There are also various options for selecting the governor of the Northern SAR, including: direct selection by Korea's President, selection by the National Assembly, selection by the North's assembly, and direct election by the citizens of the SAR. But considering the circumstances that would determine the need for a SAR in the first place, direct election by the citizens of the North seems an unlikely scenario. It appears more likely that the President of Korea would personally select the SAR's governor, or, exercising their influence in the North's assembly, allow for its members to select the governor. The SAR's assembly itself would also likely be elected through a variety of processes. Some could be directly elected by the people, some by various organizations or industry representatives, some by the governor, and some by Korea's president.  
 
But while the purpose of establishing a SAR in the first place is to alleviate political issues that would naturally arise with the loss of the current regime, there would still be a significant amount of political compromise to achieve. For the sake of a smooth transition, it would be unwise to impose heavy, long-term political restrictions on the people of the SAR. 
 
The political situation of the "imposing" nation is also very important. While in the case of Hong Kong a British-administered colony joined a less-democratic Chinese system, in the case of the Korean peninsula, the North would likely be absorbed by the democratic South. This makes political restrictions on the citizens of the North a tricky proposition, where people across both North and South as well as the international community would likely object to any such attempts. In addition to public outcry, both long and short-term political restrictions would run into constitutional obstacles as well. It would be difficult under current South Korean law to allow such limits on the rights of people who are technically citizens, calling into question the feasibility of such a proposal. 

Other, more far-reaching consequences may deter the limiting of political rights as well.

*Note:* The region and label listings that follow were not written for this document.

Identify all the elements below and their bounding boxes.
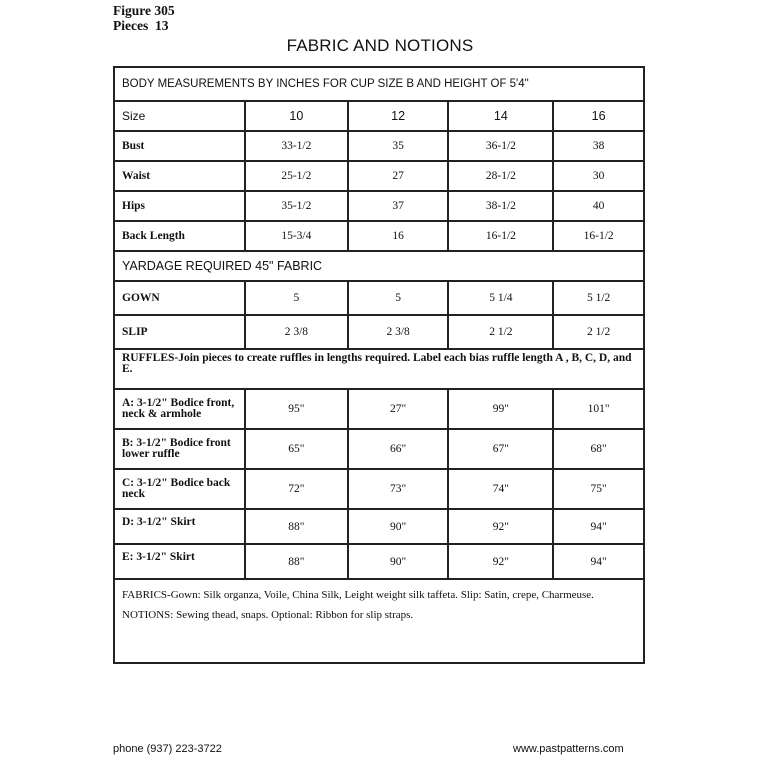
cell-value: 35 [348, 131, 449, 161]
table-row [114, 191, 644, 221]
cell-value: 35-1/2 [245, 191, 348, 221]
cell-value: 27" [348, 389, 449, 429]
size-10: 10 [245, 101, 348, 131]
ruffle-label: E: 3-1/2" Skirt [114, 544, 245, 579]
figure-number: Figure 305 [113, 3, 175, 18]
cell-value: 40 [553, 191, 644, 221]
figure-info [113, 3, 175, 33]
table-row [114, 389, 644, 429]
cell-value: 88" [245, 509, 348, 544]
size-14: 14 [448, 101, 553, 131]
measurement-label: Bust [114, 131, 245, 161]
cell-value: 66" [348, 429, 449, 469]
cell-value: 30 [553, 161, 644, 191]
cell-value: 94" [553, 509, 644, 544]
pieces-count: Pieces 13 [113, 18, 169, 33]
measurement-label: Back Length [114, 221, 245, 251]
cell-value: 72" [245, 469, 348, 509]
notes-cell [114, 579, 644, 663]
size-label: Size [114, 101, 245, 131]
size-16: 16 [553, 101, 644, 131]
size-12: 12 [348, 101, 449, 131]
cell-value: 92" [448, 544, 553, 579]
cell-value: 92" [448, 509, 553, 544]
cell-value: 67" [448, 429, 553, 469]
cell-value: 90" [348, 509, 449, 544]
table-row [114, 429, 644, 469]
fabrics-note: FABRICS-Gown: Silk organza, Voile, China Silk, Leight weight silk taffeta. Slip: Satin, crepe, Charmeuse. [122, 589, 594, 601]
cell-value: 16-1/2 [448, 221, 553, 251]
cell-value: 25-1/2 [245, 161, 348, 191]
table-row [114, 131, 644, 161]
cell-value: 90" [348, 544, 449, 579]
table-row [114, 161, 644, 191]
ruffle-label: D: 3-1/2" Skirt [114, 509, 245, 544]
cell-value: 2 1/2 [448, 315, 553, 349]
cell-value: 5 [348, 281, 449, 315]
cell-value: 16-1/2 [553, 221, 644, 251]
size-header-row [114, 101, 644, 131]
cell-value: 5 [245, 281, 348, 315]
cell-value: 36-1/2 [448, 131, 553, 161]
cell-value: 38 [553, 131, 644, 161]
cell-value: 37 [348, 191, 449, 221]
cell-value: 27 [348, 161, 449, 191]
notes-row [114, 579, 644, 663]
cell-value: 65" [245, 429, 348, 469]
table-row [114, 315, 644, 349]
ruffles-heading: RUFFLES-Join pieces to create ruffles in lengths required. Label each bias ruffle length A , B, C, D, and E. [114, 349, 644, 389]
yardage-label: SLIP [114, 315, 245, 349]
yardage-heading: YARDAGE REQUIRED 45" FABRIC [114, 251, 644, 281]
cell-value: 16 [348, 221, 449, 251]
cell-value: 38-1/2 [448, 191, 553, 221]
cell-value: 75" [553, 469, 644, 509]
cell-value: 94" [553, 544, 644, 579]
ruffle-label: C: 3-1/2" Bodice back neck [114, 469, 245, 509]
page-title: FABRIC AND NOTIONS [286, 36, 474, 55]
fabric-notions-table [113, 66, 645, 664]
notions-note: NOTIONS: Sewing thead, snaps. Optional: Ribbon for slip straps. [122, 609, 414, 621]
measurement-label: Hips [114, 191, 245, 221]
measurement-label: Waist [114, 161, 245, 191]
table-row [114, 221, 644, 251]
cell-value: 99" [448, 389, 553, 429]
measurements-heading-row [114, 67, 644, 101]
cell-value: 15-3/4 [245, 221, 348, 251]
footer-url[interactable]: www.pastpatterns.com [513, 743, 624, 755]
cell-value: 28-1/2 [448, 161, 553, 191]
cell-value: 95" [245, 389, 348, 429]
cell-value: 74" [448, 469, 553, 509]
cell-value: 33-1/2 [245, 131, 348, 161]
yardage-label: GOWN [114, 281, 245, 315]
cell-value: 68" [553, 429, 644, 469]
ruffles-heading-row [114, 349, 644, 389]
yardage-heading-row [114, 251, 644, 281]
cell-value: 5 1/4 [448, 281, 553, 315]
cell-value: 101" [553, 389, 644, 429]
table-row [114, 281, 644, 315]
cell-value: 5 1/2 [553, 281, 644, 315]
table-row [114, 509, 644, 544]
cell-value: 73" [348, 469, 449, 509]
table-row [114, 544, 644, 579]
ruffle-label: B: 3-1/2" Bodice front lower ruffle [114, 429, 245, 469]
cell-value: 2 1/2 [553, 315, 644, 349]
cell-value: 2 3/8 [348, 315, 449, 349]
ruffle-label: A: 3-1/2" Bodice front, neck & armhole [114, 389, 245, 429]
measurements-heading: BODY MEASUREMENTS BY INCHES FOR CUP SIZE B AND HEIGHT OF 5'4" [114, 67, 644, 101]
cell-value: 88" [245, 544, 348, 579]
footer-phone: phone (937) 223-3722 [113, 743, 222, 755]
cell-value: 2 3/8 [245, 315, 348, 349]
table-row [114, 469, 644, 509]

Anti-government activism that has been suppressed in the North for decades may be rekindled through political suppression by the new Korean government. Even if problems do not initially arise, public sentiment against government policy may grow over time. A return to less-democratic rule could severely damage the global image that South Korea has so carefully built up over recent decades. 
 
But we cannot completely rule out the "one country, two systems" approach, especially considering the possibility that the international community may react with understanding, and that opposition and dissent across the Korean peninsula may not pose an immediate threat. Alleviating the North of its current political issues and debt through the initial act of unification is likely to represent a significant improvement in quality of life for North Koreas citizens, even though they may not enjoy the full liberties available to their Southern counterparts.
 
While it remains unclear how the international community will react, there would likely be some opposition to the South imposing political restrictions on the North's citizens. The nuanced reasoning for such limits may be easier for diplomats and academics to grasp, but ordinary people may only see such moves as oppressive. The new system could be compared to Park Chung Hee's Yushin Constitution or Lee Kuan Yew's rule of Singapore, and many would question the righteousness of the free South imposing political restrictions on the long-oppressed North.  

Theoretically, if the new governing authorities could expect a transition free from societal and economic upheaval, then there should be nothing stopping the immediate expansion of the rights of North Koreans. But this is not a very likely scenario. The North is expected to see higher crime rates following the end of the Kim regime, putting an unprecedented strain on the emerging justice system. Immediately granting the North's citizens the same level of rights as the South may be a recipe for chaos and confusion. A more balanced approach would involve a gradual process granting rights as the situation permits.